Okay, another idea! This one retains some of the competition of the EGP, while incorporating Royce’s “season” and Leonard’s “slow cooked” concepts.

We could work like the writing pool on a TV show–one season, multiple writers in a rolling sequence. At last count there were, what, five or six humans interested? I imagine something like this:

  1. We assign random a keyword to each of the writers, then wait two weeks. First game submitted after those weeks are elapsed becomes the season premiere.
  2. After that, games are released once a week, in the same order in which the initial assignment is submitted.

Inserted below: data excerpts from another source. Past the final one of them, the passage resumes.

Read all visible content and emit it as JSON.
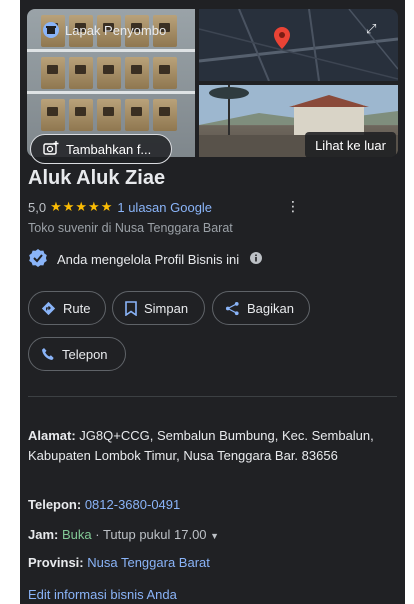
{
  "photos": {
    "add_photo_label": "Tambahkan f...",
    "map_place_label": "Lapak Penyombo",
    "outside_view_label": "Lihat ke luar"
  },
  "business": {
    "name": "Aluk Aluk Ziae",
    "rating": "5,0",
    "stars": "★★★★★",
    "reviews_link": "1 ulasan Google",
    "category": "Toko suvenir di Nusa Tenggara Barat",
    "manage_text": "Anda mengelola Profil Bisnis ini"
  },
  "actions": {
    "route": "Rute",
    "save": "Simpan",
    "share": "Bagikan",
    "call": "Telepon"
  },
  "details": {
    "address_label": "Alamat:",
    "address_value": " JG8Q+CCG, Sembalun Bumbung, Kec. Sembalun, Kabupaten Lombok Timur, Nusa Tenggara Bar. 83656",
    "phone_label": "Telepon:",
    "phone_value": "0812-3680-0491",
    "hours_label": "Jam:",
    "hours_status": "Buka",
    "hours_close": " · Tutup pukul 17.00",
    "province_label": "Provinsi:",
    "province_value": "Nusa Tenggara Barat"
  },
  "edit_link": "Edit informasi bisnis Anda",
  "colors": {
    "panel_bg": "#202124",
    "accent_blue": "#8ab4f8",
    "star_yellow": "#fbbc04",
    "open_green": "#81c995",
    "map_pin_red": "#ea4335"
  }
}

If there are six writers, you’ll have six weeks between the time your first game is released to the time your next game is due. (If such a long gap causes interest to wane, maybe we can cut it to a semiweekly schedule.)
  3. I try to come up with some way to reward playtest reports. A free fancy-HTML design for the game of your choice? $1 Amazon gift certificates?

So if Alice, Balice, Calice, Dalice and Zebulon are the writers, and they submit their first games in alphabetical order on Sunday, March 5, the season would look like this:

March 5: Alice
March 13: Balice
March 20: Calice
March 27: Dalice
April 2: Zebulon
April 9: Alice
April 16: Balice

And so on until there were twenty-something games, a decent number of episodes for a season.

Pros? Cons?

I don’t really see where the collaboration is. Does the whole season have the same theme? Or are we all just making games? That’s fine, I was just wondering what was tying it all together.

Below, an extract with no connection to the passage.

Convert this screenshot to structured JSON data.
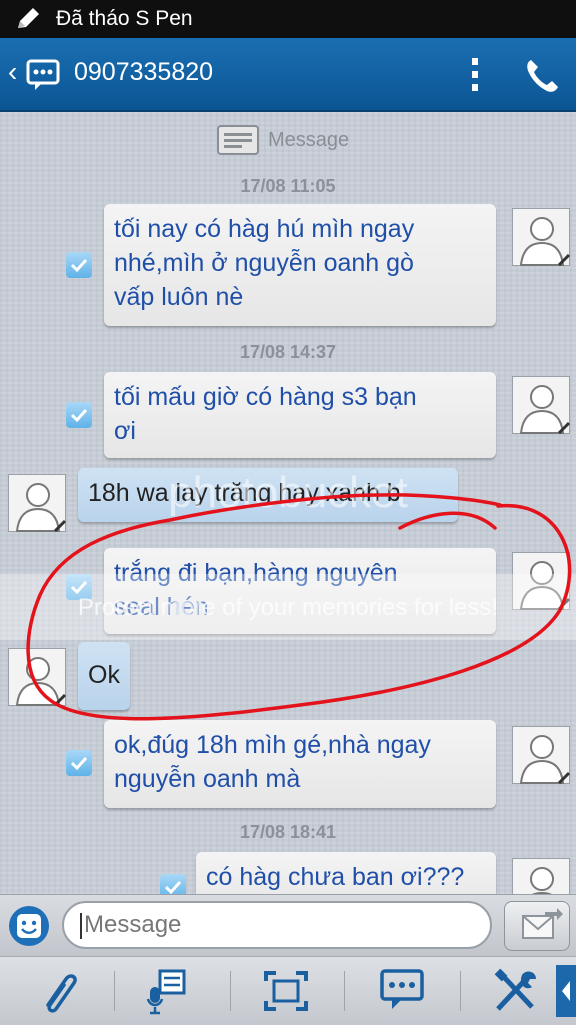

Agh, I forgot that. As in the previous proposal, I’d like to hold Wednesday meetings / reports / “help me unknot this mechanic” sessions, either in chat or on the wiki.

Also, what about taking a cue from the game that was published immediately after your previous game? For example, Alice gets the random keyword “ducks” for her debut game, and writes a game about ducks and dynamite. Balice gets the keyword “balloons” and writes a game about clowns with balloons, published the week after Alice’s. Alice reads the game and, for her next game (due four week’s after Balice’s debut), includes an element of garish makeup. Does that make sense?

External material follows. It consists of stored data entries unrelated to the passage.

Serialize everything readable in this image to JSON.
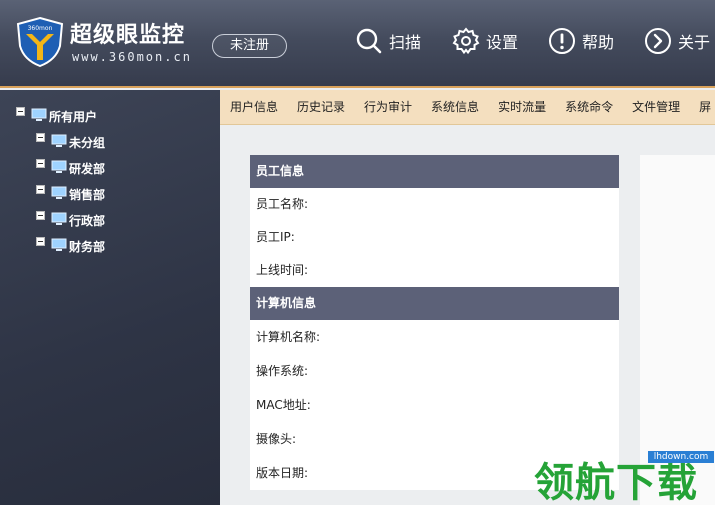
{
  "app": {
    "logo_badge": "360mon",
    "title": "超级眼监控",
    "subtitle": "www.360mon.cn",
    "register_label": "未注册"
  },
  "top_nav": [
    {
      "label": "扫描",
      "icon": "search-icon"
    },
    {
      "label": "设置",
      "icon": "gear-icon"
    },
    {
      "label": "帮助",
      "icon": "help-icon"
    },
    {
      "label": "关于",
      "icon": "chevron-right-icon"
    }
  ],
  "tree": {
    "root": "所有用户",
    "children": [
      "未分组",
      "研发部",
      "销售部",
      "行政部",
      "财务部"
    ]
  },
  "tabs": [
    "用户信息",
    "历史记录",
    "行为审计",
    "系统信息",
    "实时流量",
    "系统命令",
    "文件管理",
    "屏"
  ],
  "employee_section": {
    "heading": "员工信息",
    "fields": [
      "员工名称:",
      "员工IP:",
      "上线时间:"
    ]
  },
  "computer_section": {
    "heading": "计算机信息",
    "fields": [
      "计算机名称:",
      "操作系统:",
      "MAC地址:",
      "摄像头:",
      "版本日期:"
    ]
  },
  "watermark": {
    "url": "lhdown.com",
    "text": "领航下载"
  },
  "colors": {
    "accent_border": "#d9a25b",
    "tab_bar": "#f4dfbf",
    "section_header": "#5c6178",
    "watermark_green": "#25a337"
  }
}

I’d also be interested to see an overarching theme, or set of themes, for the whole season (like “hallucinations” or “the Norse pantheon”). That could inform an entire design or just make a cameo.

Wait! Okay! THIS IS BETTER. Elements of collaboration:

a) Wednesday design-progress blog posts that are basically just an excuse for a new comment thread.

b) TAGS. That’s what the kids like these days! Tags!

Everybody gets a keyword for his or her first game design, which in turn becomes one of that game’s four designer-chosen tags. Like, I get the keyword “rope,” design a game called Hangman’s Bluff, and tag it “rope death bluffing alphabet.” Royce gets the keyword “keys,” designs a game called Locksmith, and tags it “keys missing security heist.”

For the next set of games, you must design a game that incorporates two tags from the previous set. Say we’ve all designed our first games, and it’s Kevan’s turn to design a game for the second set; he chooses “death” from Hangman’s Bluff and “heist” from Locksmith, and makes a game called Orpheus, which he tags “death heist music mythology.”

Does that sound fun or boring?

I think you may have hit it with TAGS. Sort of an exquisite corpse way to do things, in the sense that you are inspired by what has come before you and take it in a different direction. But I think the tags shouldn’t be limited to just the subject material. They could also include mechanics, like “death dice snakes cooperation”. Yeah?

Oh, yeah, totally! I meant to imply that with “bluffing,” but I realize now that it can be either a mechanic or a subject.

All sounds good from here, although I’m not likely to have access to many live human playtesters after this weekend.